Critical wavefunctions in disordered graphene.

In order to elucidate the presence of non-localized states in doped graphene, a scaling analysis of the wavefunction moments, known as inverse participation ratios, is performed. The model used is a tight-binding Hamiltonian considering nearest and next-nearest neighbors with random substitutional impurities. Our findings indicate the presence of non-normalizable wavefunctions that follow a critical (power-law) decay, which show a behavior intermediate between those of metals and insulators. The power-law exponent distribution is robust against the inclusion of next-nearest neighbors and growing the system size.

Doped graphene: the interplay between localization and frustration due to the underlying triangular symmetry.

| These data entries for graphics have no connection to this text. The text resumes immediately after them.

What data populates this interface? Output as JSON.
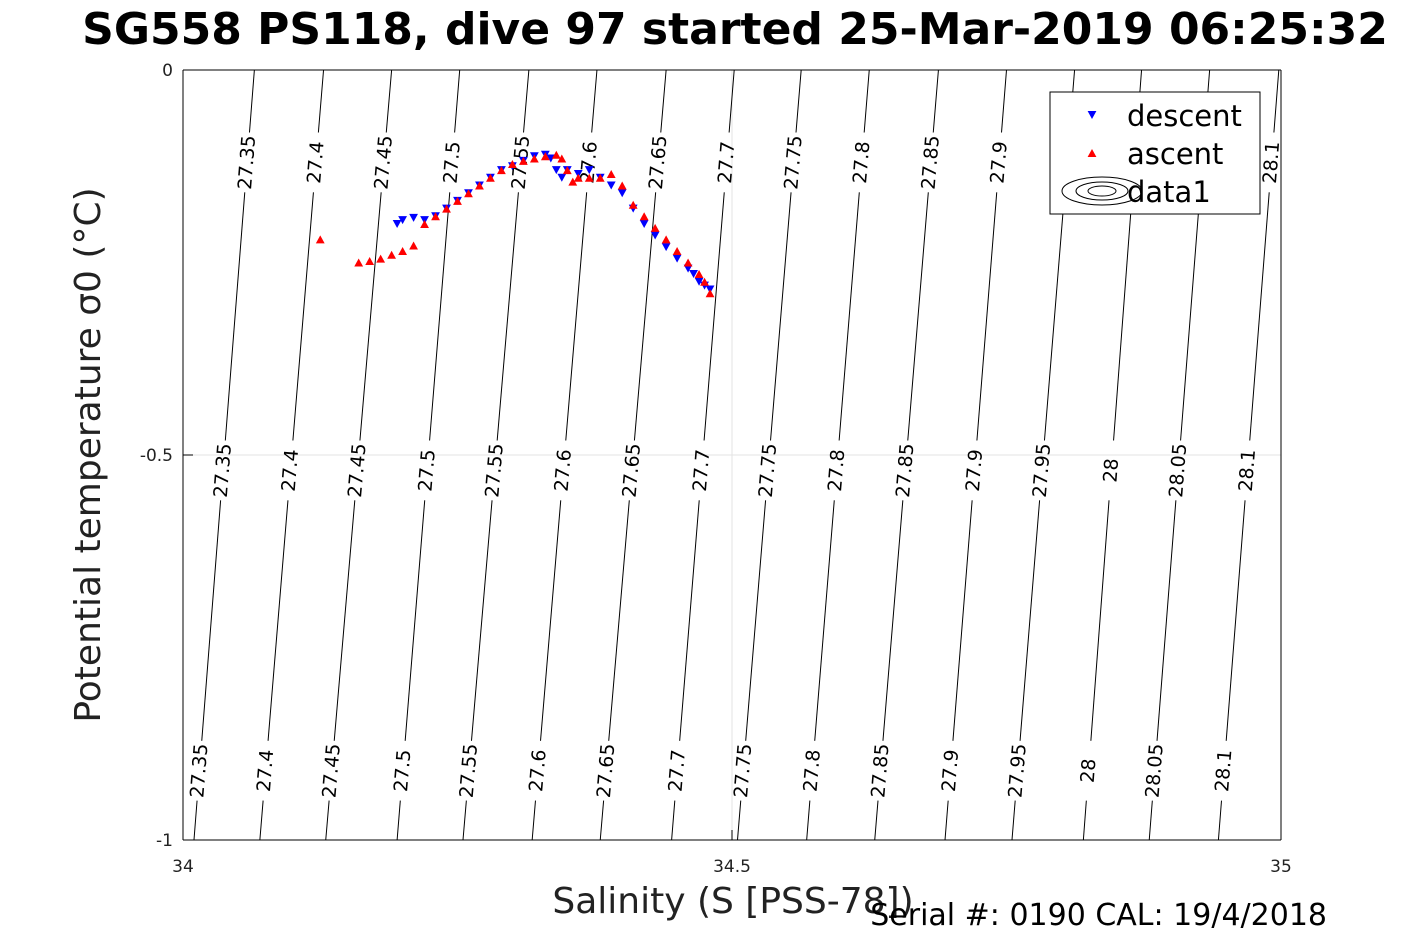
{
  "title": "SG558 PS118, dive 97 started 25-Mar-2019 06:25:32",
  "footer": "Serial #: 0190  CAL: 19/4/2018",
  "chart_data": {
    "type": "scatter",
    "title": "SG558 PS118, dive 97 started 25-Mar-2019 06:25:32",
    "xlabel": "Salinity (S [PSS-78])",
    "ylabel": "Potential temperature σ0 (°C)",
    "xlim": [
      34,
      35
    ],
    "ylim": [
      -1,
      0
    ],
    "xticks": [
      34,
      34.5,
      35
    ],
    "xtick_labels": [
      "34",
      "34.5",
      "35"
    ],
    "yticks": [
      -1,
      -0.5,
      0
    ],
    "ytick_labels": [
      "-1",
      "-0.5",
      "0"
    ],
    "grid": true,
    "legend": {
      "position": "top-right",
      "entries": [
        {
          "label": "descent",
          "marker": "triangle-down",
          "color": "#0000ff"
        },
        {
          "label": "ascent",
          "marker": "triangle-up",
          "color": "#ff0000"
        },
        {
          "label": "data1",
          "marker": "contour",
          "color": "#000000"
        }
      ]
    },
    "contours": {
      "levels": [
        27.35,
        27.4,
        27.45,
        27.5,
        27.55,
        27.6,
        27.65,
        27.7,
        27.75,
        27.8,
        27.85,
        27.9,
        27.95,
        28,
        28.05,
        28.1
      ],
      "level_labels": [
        "27.35",
        "27.4",
        "27.45",
        "27.5",
        "27.55",
        "27.6",
        "27.65",
        "27.7",
        "27.75",
        "27.8",
        "27.85",
        "27.9",
        "27.95",
        "28",
        "28.05",
        "28.1"
      ],
      "s_at_bottom": [
        34.01,
        34.07,
        34.13,
        34.195,
        34.255,
        34.318,
        34.38,
        34.445,
        34.505,
        34.568,
        34.63,
        34.694,
        34.755,
        34.82,
        34.88,
        34.943
      ],
      "s_at_top": [
        34.065,
        34.128,
        34.19,
        34.252,
        34.315,
        34.377,
        34.44,
        34.502,
        34.563,
        34.625,
        34.688,
        34.75,
        34.812,
        34.873,
        34.935,
        34.998
      ]
    },
    "series": [
      {
        "name": "descent",
        "marker": "triangle-down",
        "color": "#0000ff",
        "x": [
          34.195,
          34.2,
          34.21,
          34.22,
          34.23,
          34.24,
          34.25,
          34.26,
          34.27,
          34.28,
          34.29,
          34.3,
          34.31,
          34.32,
          34.33,
          34.335,
          34.34,
          34.345,
          34.35,
          34.36,
          34.37,
          34.38,
          34.39,
          34.4,
          34.41,
          34.42,
          34.43,
          34.44,
          34.45,
          34.46,
          34.465,
          34.47,
          34.475,
          34.48
        ],
        "y": [
          -0.2,
          -0.195,
          -0.192,
          -0.195,
          -0.19,
          -0.18,
          -0.17,
          -0.16,
          -0.15,
          -0.14,
          -0.13,
          -0.125,
          -0.118,
          -0.112,
          -0.11,
          -0.115,
          -0.13,
          -0.14,
          -0.13,
          -0.135,
          -0.13,
          -0.14,
          -0.15,
          -0.16,
          -0.18,
          -0.2,
          -0.215,
          -0.23,
          -0.245,
          -0.258,
          -0.265,
          -0.275,
          -0.28,
          -0.285
        ]
      },
      {
        "name": "ascent",
        "marker": "triangle-up",
        "color": "#ff0000",
        "x": [
          34.125,
          34.16,
          34.17,
          34.18,
          34.19,
          34.2,
          34.21,
          34.22,
          34.23,
          34.24,
          34.25,
          34.26,
          34.27,
          34.28,
          34.29,
          34.3,
          34.31,
          34.32,
          34.33,
          34.34,
          34.345,
          34.35,
          34.355,
          34.36,
          34.37,
          34.38,
          34.39,
          34.4,
          34.41,
          34.42,
          34.43,
          34.44,
          34.45,
          34.46,
          34.47,
          34.475,
          34.48
        ],
        "y": [
          -0.22,
          -0.25,
          -0.248,
          -0.245,
          -0.24,
          -0.235,
          -0.228,
          -0.2,
          -0.19,
          -0.18,
          -0.17,
          -0.16,
          -0.15,
          -0.14,
          -0.13,
          -0.122,
          -0.118,
          -0.115,
          -0.112,
          -0.11,
          -0.115,
          -0.13,
          -0.145,
          -0.14,
          -0.14,
          -0.14,
          -0.135,
          -0.15,
          -0.175,
          -0.19,
          -0.205,
          -0.22,
          -0.235,
          -0.25,
          -0.265,
          -0.275,
          -0.29
        ]
      }
    ]
  }
}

An intuitive explanation of the increase in localization observed near the Dirac point in doped graphene is presented. To do this, we renormalize the tight binding Hamiltonians in such a way that the honeycomb lattice maps into a triangular one. Then, we investigate the frustration effects that emerge in this Hamiltonian. In this doped triangular lattice, the eigenstates have a bonding and antibonding contribution near the Dirac point, and thus there is a kind of Lifshitz tail. The increase in frustration is related to an increase in localization, since the number of frustrated bonds decreases with disorder, while the frustration contribution raises.

Excess of low frequency vibrational modes and glass transition: a molecular dynamics study for soft spheres at constant pressure.

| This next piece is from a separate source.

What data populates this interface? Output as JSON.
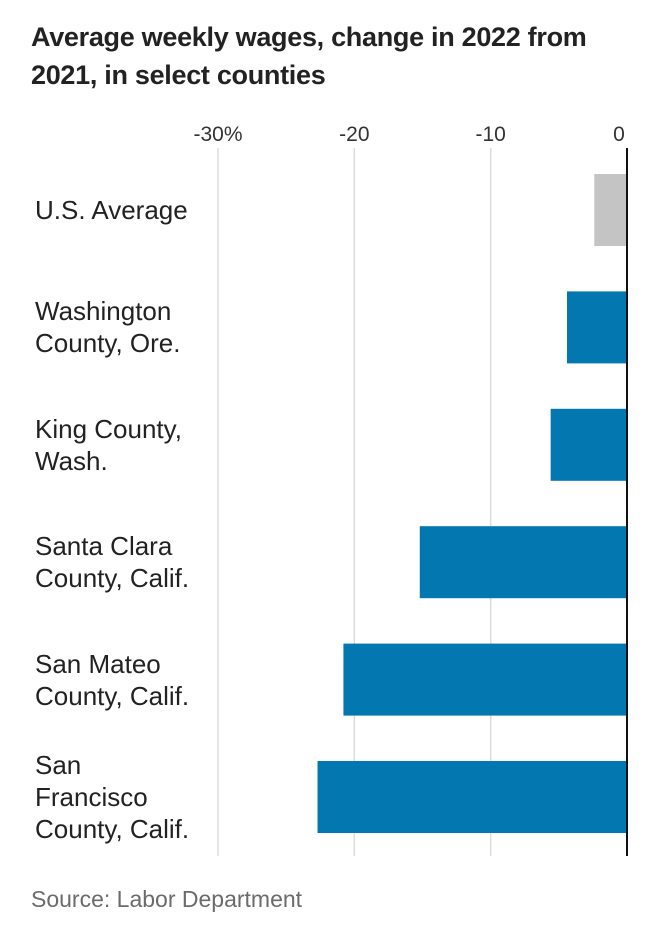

Using molecular dynamics at constant pressure, the relationship between the excess of low frequency vibrational modes (known as the boson peak) and the glass transition is investigated for a truncated Lennard-Jones potential. It is observed that the quadratic mean displacement is enhanced by such modes, as predicted using a harmonic Hamiltonian for metastable states. As a result, glasses loose mechanical stability at lower temperatures than the corresponding crystal, since the Lindemann criteria are observed, as is also deduced from density functional theory. Finally, we found that the average force and elastic constant are reduced in the glass due to such excess of modes. The ratio between average elastic constants can be approximated using the 2/3 rule between melting and glass transition temperatures.

Thermal relaxation and low-frequency vibrational anomalies in simple models of glasses: a study using nonlinear Hamiltonians.

Glasses exist because they are not able to relax in a laboratory time scale toward the most stable structure: a crystal. At the same time, glasses present low-frequency vibrational-mode (LFVM) anomalies. We explore in a systematic way how the number of such modes influences thermal relaxation in one-dimensional models of glasses. The model is a Fermi-Pasta-Ulam chain with nonlinear springs that join second neighbors at random, which mimics the adding of bond constraints in the rigidity theory of glasses. The corresponding number of LFVMs decreases linearly with the concentration of these springs, and thus their effect upon thermal relaxation can be studied in a systematic way. To do so, we performed numerical simulations using lattices that were thermalized and afterwards placed in contact with a zero-temperature bath. The results indicate that the time required for thermal relaxation has two contributions: one depends on the number of LFVMs and the other on the localization of modes due to disorder. By removing LFVMs, relaxation becomes less efficient since the cascade mechanism that transfers energy between modes is stopped. On the other hand, normal-mode localization also increases the time required for relaxation. We prove this last point by comparing periodic and nonperiodic chains that have the same number of LFVMs.